Post modernism is not that. Postmodernism calls all of that a sham. Objectivity, truth, rights, progress, all illusions. Postmodern critics like Foucault point out that the truth is always the truth of whoever’s in charge, and postmodern artists like Andy Warhol usher in a new age of thinking about meaning as a whole. An easy way of thinking about postmodern is the difference between parody and pastiche, or mashups, if you can’t be fucking bothered to learn a new fucking word. Parody is using a piece of media in a place where it’s not supposed to be and this clash between what it’s supposed to be and where it is is what’s funny. So if I were to sing the Star Spangled Banner and replace all the words with how much America sucks, that’s parody.
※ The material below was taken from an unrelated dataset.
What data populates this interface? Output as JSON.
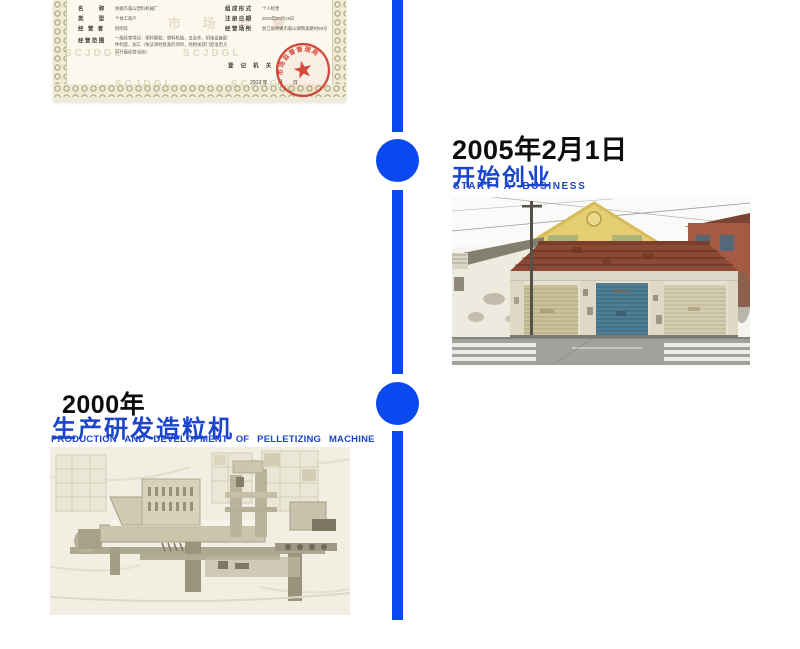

But if I were to take the Star Spangled Banner and just use it any time at all in any other location, like in a mashup, that’s pastiche. In pastiche, an object’s essence is depleted. It no longer has any rules for how it can be used.

So in general, you know all those BIG ideas you have that organize every other idea you have? Stop using them, shred them into pieces, now they’re only as good for their scrap parts. That’s postmodernism. (Also another reason why deconstuctionism is called deconstructionism!)

In response to an article claiming the new Star Wars movie was pro-capitalist and should be boycotted

Articles like this appear around the internet every time a new movie becomes big. Critical theorist bloggers preach to not be swayed by the new movie, don’t go to see it, don’t enjoy it, it is actually a piece of capitalist media aiming to subvert your anti-capitalist spirit with false messages. The Interview is about the impotency of communism, American Sniper overflows with imperialist sentiment, Django Unchained is a world where collective revolution is impossible, false consciousness abounds. The remedy for this, the bloggers remind the reader, is a different ending where revolution, properly executed according to a specific theoretical outlook, resolves the conflict of the film. I don’t know what these writers are expecting, it seems like none of these bloggers can enjoy a movie without it ending in revolution or class struggle done specifically as they would like it, because as soon as they hit publish other bloggers pile on in to take cracks at it and to accuse the author of false consciousness themselves, because apparently being anti-empire for the wrong reasons is as bad as being a stormtrooper. This is what happens with false consciousness arguments: everyone who’s not you must be brainwashed. And these types of articles ignore the actual sentiments the movie is trying to appeal to. Would you really see a version of Star Wars spent in the countryside teaching the countryfolk revolutionary theory? (Wait, wrong crowd, I mean, I know WE would but how about normal people? Who want to see explosions and something exciting?) And then the author writes back arguing the specifics of their point until I’ve lost interest and then the whole thing repeats itself in a couple of months, while the movie makes millions at the box office. I think we need better tactics.